Hassan Blasim
Hassan Blasim is a poet, filmmaker and short story writer. Born in Baghdad in 1973, he studied at the city’s Academy of Cinematic Arts, where two of his films ‘Gardenia’ (screenplay) and ‘White Clay’ (screenplay & director) won the Academy’s Festival Award for Best Work in their respective years. In 1998 he left Baghdad for Sulaymaniya (Iraqi Kurdistan), where he continued to make films, including the feature-length drama Wounded Camera, under the pseudonym Ouazad Osman, fearing for his family back in Baghdad under the Hussein dictatorship. In 2004, he moved to Finland, where he has since made numerous short films and documentaries for Finnish television. His stories have previously been published on www.iraqstory.com and his essays on cinema have featured in Cinema Booklets (Emirates Cultural Foundation).
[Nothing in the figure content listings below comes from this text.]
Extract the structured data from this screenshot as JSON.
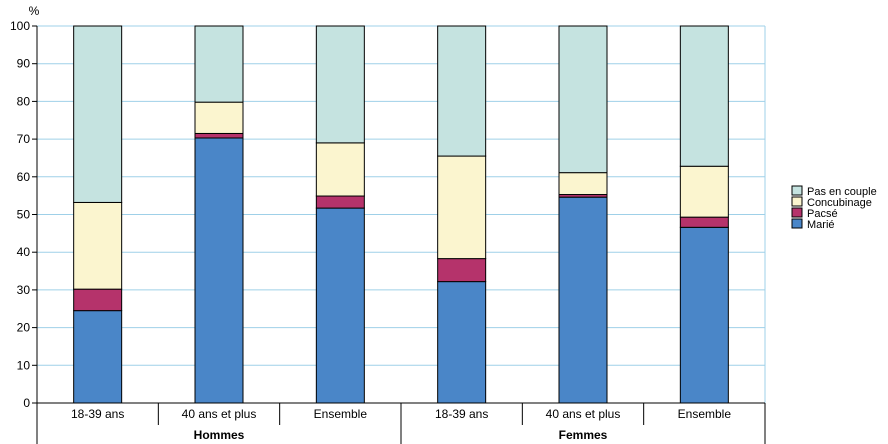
{
  "chart_data": {
    "type": "bar",
    "stacked": true,
    "ylabel": "%",
    "ylim": [
      0,
      100
    ],
    "yticks": [
      0,
      10,
      20,
      30,
      40,
      50,
      60,
      70,
      80,
      90,
      100
    ],
    "grid": true,
    "legend_position": "right",
    "categories": [
      "18-39 ans",
      "40 ans et plus",
      "Ensemble",
      "18-39 ans",
      "40 ans et plus",
      "Ensemble"
    ],
    "groups": [
      {
        "label": "Hommes",
        "count": 3
      },
      {
        "label": "Femmes",
        "count": 3
      }
    ],
    "series": [
      {
        "name": "Marié",
        "color": "#4a86c8",
        "values": [
          24.5,
          70.3,
          51.7,
          32.2,
          54.6,
          46.6
        ]
      },
      {
        "name": "Pacsé",
        "color": "#b5336b",
        "values": [
          5.7,
          1.2,
          3.2,
          6.1,
          0.7,
          2.7
        ]
      },
      {
        "name": "Concubinage",
        "color": "#fbf5cf",
        "values": [
          23.0,
          8.3,
          14.1,
          27.2,
          5.8,
          13.5
        ]
      },
      {
        "name": "Pas en couple",
        "color": "#c5e3e0",
        "values": [
          46.8,
          20.2,
          31.0,
          34.5,
          38.9,
          37.2
        ]
      }
    ]
  }
}
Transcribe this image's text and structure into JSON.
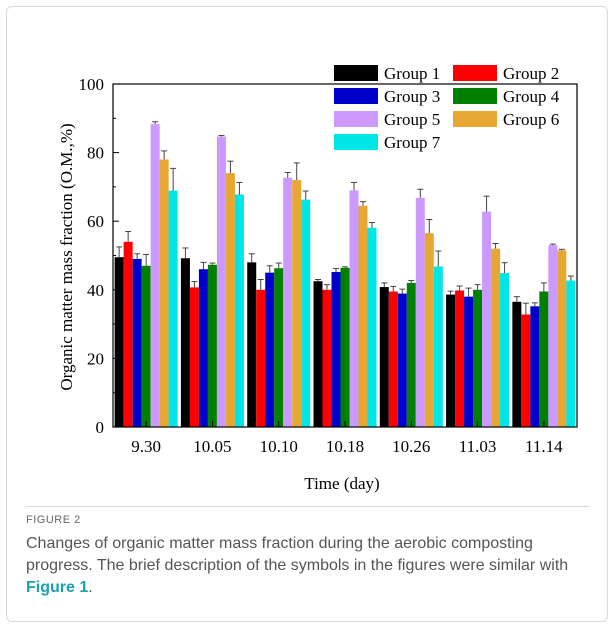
{
  "chart_data": {
    "type": "bar",
    "xlabel": "Time (day)",
    "ylabel": "Organic matter mass fraction (O.M.,%)",
    "ylim": [
      0,
      100
    ],
    "yticks": [
      0,
      20,
      40,
      60,
      80,
      100
    ],
    "categories": [
      "9.30",
      "10.05",
      "10.10",
      "10.18",
      "10.26",
      "11.03",
      "11.14"
    ],
    "legend_position": "top-right",
    "series": [
      {
        "name": "Group 1",
        "color": "#000000",
        "values": [
          49.5,
          49.2,
          48.0,
          42.5,
          40.8,
          38.6,
          36.5
        ],
        "errors": [
          3.0,
          3.0,
          2.5,
          0.5,
          1.2,
          1.0,
          1.5
        ]
      },
      {
        "name": "Group 2",
        "color": "#ff0000",
        "values": [
          54.0,
          40.7,
          40.0,
          40.0,
          39.5,
          39.8,
          32.8
        ],
        "errors": [
          3.0,
          1.7,
          3.0,
          1.5,
          1.5,
          1.3,
          3.3
        ]
      },
      {
        "name": "Group 3",
        "color": "#0000cd",
        "values": [
          49.0,
          46.0,
          45.0,
          45.2,
          38.9,
          38.0,
          35.2
        ],
        "errors": [
          1.5,
          2.0,
          2.0,
          1.0,
          1.3,
          2.5,
          1.0
        ]
      },
      {
        "name": "Group 4",
        "color": "#008000",
        "values": [
          47.0,
          47.3,
          46.3,
          46.4,
          42.0,
          40.0,
          39.5
        ],
        "errors": [
          3.3,
          0.5,
          1.5,
          0.3,
          0.7,
          1.5,
          2.5
        ]
      },
      {
        "name": "Group 5",
        "color": "#cc99ff",
        "values": [
          88.3,
          84.7,
          72.7,
          69.0,
          66.8,
          62.8,
          53.0
        ],
        "errors": [
          0.7,
          0.3,
          1.5,
          2.3,
          2.5,
          4.5,
          0.3
        ]
      },
      {
        "name": "Group 6",
        "color": "#e6a833",
        "values": [
          78.0,
          74.0,
          72.0,
          64.5,
          56.5,
          52.0,
          51.5
        ],
        "errors": [
          2.5,
          3.5,
          5.0,
          1.2,
          4.0,
          1.5,
          0.3
        ]
      },
      {
        "name": "Group 7",
        "color": "#00e5e5",
        "values": [
          68.9,
          67.8,
          66.3,
          58.1,
          46.8,
          44.9,
          42.7
        ],
        "errors": [
          6.5,
          3.5,
          2.5,
          1.5,
          4.5,
          3.0,
          1.3
        ]
      }
    ]
  },
  "figure": {
    "label": "FIGURE 2",
    "caption_before": "Changes of organic matter mass fraction during the aerobic composting progress. The brief description of the symbols in the figures were similar with ",
    "caption_link": "Figure 1",
    "caption_after": "."
  }
}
After first appearing in English in Madinah, his debut collection The Madman of Freedom Square was translated from Arabic by Jonathan Wright and published by Comma a year later (2009). Madman was long-listed for the Independent Foreign Fiction Prize in 2010, and has since been translated into five languages. A heavily edited version of the book was finally published in Arabic in 2012, and was immediately banned in many Arab countries. His second collection The Iraqi Christ was published in 2013. He has won the English PEN Writers in Translation award twice, and was recently described by The Guardian as ‘perhaps the greatest writer of Arabic fiction alive’.
Blasim is taking part in the 2013 Malta Mediterranean Literature Festival.